1) Non più Vantaggi UE. Come è ovvio se la Grecia lascia l'euro, lascia l'Unione europea quindi non riceverà più trasferimenti strutturali da parte dell'Unione in quanto paese povero. Inoltre se la Grecia lascia l’euro potrebbe perdere anche le priorità commerciali, con gli altri paesi UE, come le tariffe più basse.

2) Un altro enorme vantaggio dell'euro è che ha permesso alla Grecia di prendere prestiti a bassi tassi d'interesse (almeno finora) permettendo ad una nazione tipicamente travagliata come la Grecia di prenderli  a livelli vicino ai tassi d'interesse della Germania. A seguito di default e una svalutazione della moneta, la Grecia non avrà più un trattamento speciale da parte degli investitori internazionali.

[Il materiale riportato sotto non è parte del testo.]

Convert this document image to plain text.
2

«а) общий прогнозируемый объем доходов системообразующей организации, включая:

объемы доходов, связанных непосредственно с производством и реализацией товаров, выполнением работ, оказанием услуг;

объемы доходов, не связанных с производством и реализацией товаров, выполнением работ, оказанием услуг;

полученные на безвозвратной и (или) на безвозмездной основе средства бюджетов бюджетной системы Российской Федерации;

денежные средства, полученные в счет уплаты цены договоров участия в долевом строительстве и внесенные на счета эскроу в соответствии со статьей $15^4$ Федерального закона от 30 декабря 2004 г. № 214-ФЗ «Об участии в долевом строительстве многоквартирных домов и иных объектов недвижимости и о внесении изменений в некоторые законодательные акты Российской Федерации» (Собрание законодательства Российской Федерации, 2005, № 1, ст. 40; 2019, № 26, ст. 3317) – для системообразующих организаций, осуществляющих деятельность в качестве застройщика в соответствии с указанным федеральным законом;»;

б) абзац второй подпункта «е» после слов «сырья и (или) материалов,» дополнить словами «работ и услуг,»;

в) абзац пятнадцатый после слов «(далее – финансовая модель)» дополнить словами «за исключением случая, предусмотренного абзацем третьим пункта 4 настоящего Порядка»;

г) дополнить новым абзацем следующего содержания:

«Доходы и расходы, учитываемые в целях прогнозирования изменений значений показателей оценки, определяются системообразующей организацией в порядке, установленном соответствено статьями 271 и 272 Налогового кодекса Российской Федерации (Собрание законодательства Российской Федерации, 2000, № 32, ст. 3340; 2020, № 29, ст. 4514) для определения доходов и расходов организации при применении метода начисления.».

3) C’è poi il problema della conversione dei depositi euro in dracme che potrebbe costringere molti a far cambiare nazione ai loro soldi.

Tuttavia è difficile sapere esattamente se la Grecia uscirà veramente dall’euro visto che, nella Carta originale, non ci dovevano essere salvataggi UE e ora invece c’è un fondo di 1.000 miliardi dollari per un salvataggio di emergenza.

Il Senato Usa nega aiuti del Fmi a Paesi insolventi

Per effetto di una misura approvata ieri dal Senato di Washington, gli Stati Uniti si opporranno a pacchetti di aiuti del Fondo Monetario Internazionale verso Paesi che probabilmente non sarebbero in grado di rimborsarli.
Gli Usa sono il maggior contribuente al Fmi e hanno potere di veto per bloccarne le decisioni, soluzione tuttavia mai adottata.
Il provvedimento ha raccolto 94 voti a favore e nessuno contro, sintomo della preoccupazione crescente che gli Usa stiano indirettamente sostenendo il piano da 40 miliardi di dollari del Fmi a favore della Grecia.
La misura, proposta dal repubblicano John Cornyn ed è indirizzata al rappresentante statunitense nel direttivo del Fmi, al quale viene chiesto di valutare se il Paese che beneficerà degli aiuti sarà in grado di rimborsarli, con particolare attenzione per gli Stati con un debito pubblico superiore al Pil.
Se il rappresentante Usa dovesse stabilire che il prestito ha scarse probabilità di essere rimborsato, scatterà l'obbligo di votare contro in sede di direttivo.
Il democratico Christopher Dodd ha detto di appoggiare la misura, ma ha aggiunto che potrebbe essere modificata nelle prossime settimane per incorporare altri tipi di richieste.